Besides these obvious psychological disorders women's health has been affected by the lifestyle changes necessitated by the conflict situation. Dr Zahida Shah points out how prolonged low activity because of inability to freely move about and lack of recreational facilities has led to obesity and its attendant ailments of diabetes, hypertension and arthritis.
"During curfews or periods of unrest even taking a walk was not possible. Typical social activities like picnics or going to the parks or gardens were curtailed. One rushed to be back home by 5 PM.
This shift in lifestyle was accompanied by a change in eating habits with an increased uptake of fast foods. All this coupled with baseline stress because of the curfews, protests and disruption of normal life has resulted in the region's women suffering from high cholesterol levels, angina and even myocardial infarction at a much earlier age than before."

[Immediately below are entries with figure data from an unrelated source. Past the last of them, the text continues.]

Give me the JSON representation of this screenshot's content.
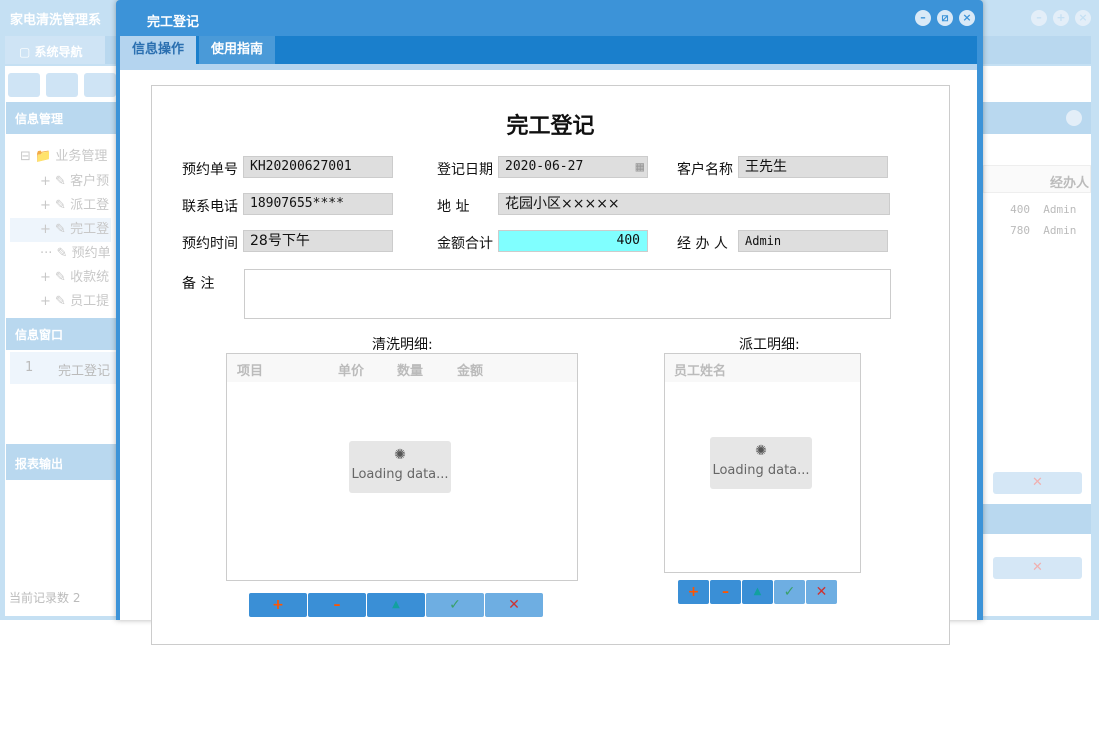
{
  "background": {
    "app_title": "家电清洗管理系",
    "nav_tab": "系统导航",
    "panel_info_mgmt": "信息管理",
    "tree": {
      "root": "业务管理",
      "items": [
        "客户预",
        "派工登",
        "完工登",
        "预约单",
        "收款统",
        "员工提"
      ]
    },
    "panel_info_window": "信息窗口",
    "window_list": [
      {
        "index": "1",
        "label": "完工登记"
      }
    ],
    "panel_report": "报表输出",
    "footer": "当前记录数 2",
    "table": {
      "header_handler": "经办人",
      "rows": [
        {
          "amount": "400",
          "handler": "Admin"
        },
        {
          "amount": "780",
          "handler": "Admin"
        }
      ]
    }
  },
  "modal": {
    "title": "完工登记",
    "tabs": [
      {
        "label": "信息操作",
        "active": true
      },
      {
        "label": "使用指南",
        "active": false
      }
    ],
    "form": {
      "heading": "完工登记",
      "fields": {
        "order_no": {
          "label": "预约单号",
          "value": "KH20200627001"
        },
        "reg_date": {
          "label": "登记日期",
          "value": "2020-06-27"
        },
        "customer": {
          "label": "客户名称",
          "value": "王先生"
        },
        "phone": {
          "label": "联系电话",
          "value": "18907655****"
        },
        "address": {
          "label": "地 址",
          "value": "花园小区×××××"
        },
        "appt_time": {
          "label": "预约时间",
          "value": "28号下午"
        },
        "total": {
          "label": "金额合计",
          "value": "400"
        },
        "handler": {
          "label": "经 办 人",
          "value": "Admin"
        },
        "remark": {
          "label": "备 注",
          "value": ""
        }
      },
      "cleaning": {
        "title": "清洗明细:",
        "columns": [
          "项目",
          "单价",
          "数量",
          "金额"
        ],
        "loading": "Loading data..."
      },
      "dispatch": {
        "title": "派工明细:",
        "columns": [
          "员工姓名"
        ],
        "loading": "Loading data..."
      },
      "buttons": [
        "add",
        "remove",
        "up",
        "confirm",
        "cancel"
      ]
    }
  },
  "colors": {
    "accent": "#3a8fd6",
    "total_field": "#80ffff",
    "add": "#ff5500",
    "confirm": "#3aa06a",
    "cancel": "#cc3333"
  }
}
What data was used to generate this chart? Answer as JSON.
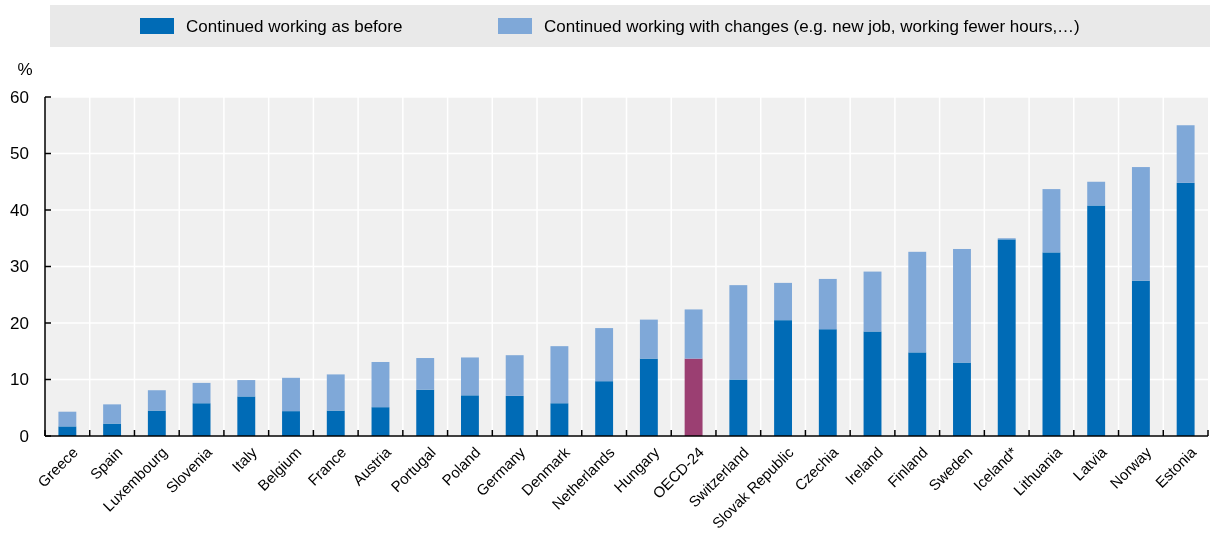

Women's reproductive health has also been affected. Dr Bilquees, a gynaecologist, says that stress along with factors like being overweight, has seen a significant increase in polycystic ovarian disease among young Kashmiri women. PCOD has symptoms like irregular menstrual cycles, central obesity and glucose intolerance. It can consequently lead to infertility, obesity, diabetes during pregnancy, early menopause and early aging. Stress, she says, has also contributed to menstrual irregularities and certain menstrual abnormalities. She has observed an increasing trend towards early onset of menstruation.
The breakdown of social infrastructure and lack of medical facilities has also contributed to pregnancy mishaps. She narrated instances of how the lack
of transportation - especially during shutdowns and curfews - has led to women with foetal distress reaching the hospital too late, and newborns dying
before they got necessary attention as a result.